Segmental Arterial Mediolysis: Abdominal Imaging of and Disease Course in 111 Patients.
AJR Am J Roentgenol. 2018 Apr;210(4):899-905. doi: 10.2214/AJR.17.18309. Epub 2018 Feb 15. Naidu SG1, Menias CO1, Oklu R1, Hines RS2, Alhalabi K1, Makar G3, Shamoun FE3, Henkin S4, McBane RD4,5.
OBJECTIVE: The purpose of this study is to identify the imaging characteristics of segmental arterial mediolysis (SAM) at presentation and establish the longitudinal course of disease.
MATERIALS AND METHODS: We retrospectively identified patients with SAM at a single institution from 2000 through 2015. Diagnosis was based on published guidelines with multidisciplinary consensus. Imaging studies obtained at initial evaluation were reviewed to evaluate imaging findings and vascular territory distribution.

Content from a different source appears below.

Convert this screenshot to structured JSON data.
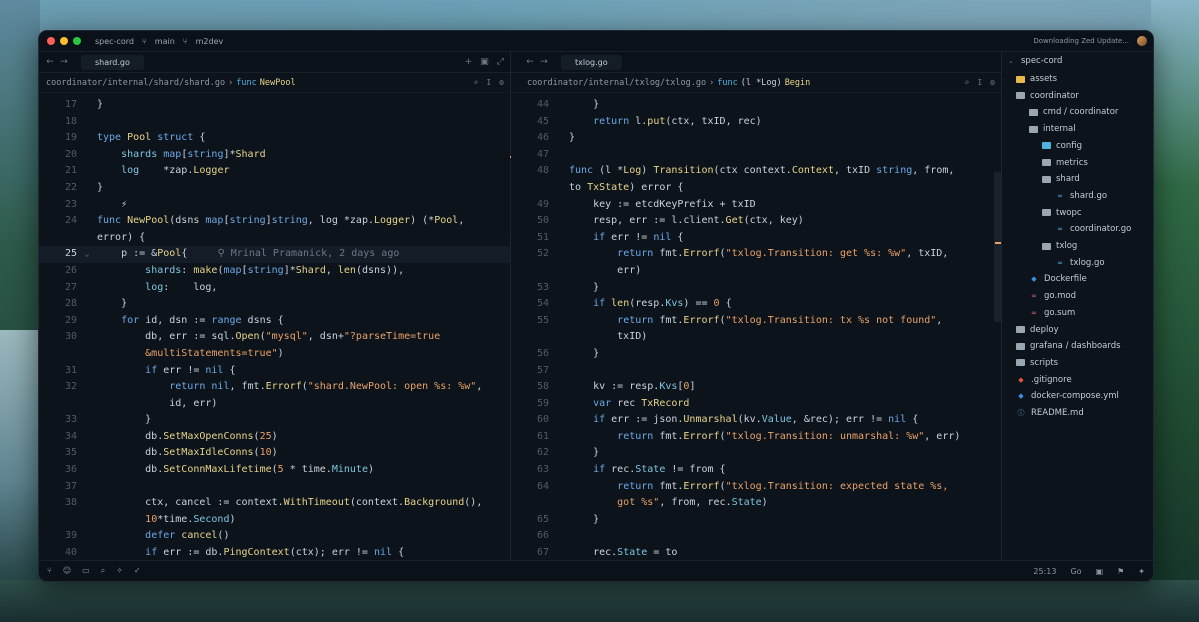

All subsequent follow-up imaging studies were reviewed to assess for progression, stability, or regression.
RESULTS: We identified 111 patients (79 men and 32 women; median age, 51 years) who met the diagnostic criteria for SAM. Abdominal pain was the most common presentation (74%), followed by flank pain (21%). SAM most commonly affected the renal arteries (47%), superior mesenteric artery (46%), celiac trunk (46%), hepatic artery (23%), iliac arteries (18%), and splenic artery (14%). The most common imaging findings were dissection (86%), aneurysm (57%), beading or webs (28%), occlusion (19%), and a rind or wall thickening (15%). The 247 available follow-up imaging studies for 97 patients (median follow-up, 12 months) showed progression in 19 patients (20%), with either stability or regression observed in the remaining patients.
CONCLUSION: SAM most commonly affects the renal arteries, superior mesenteric artery, and celiac artery. Dissections and aneurysms are the most common imaging findings. Follow-up imaging studies show stability or regression in most patients.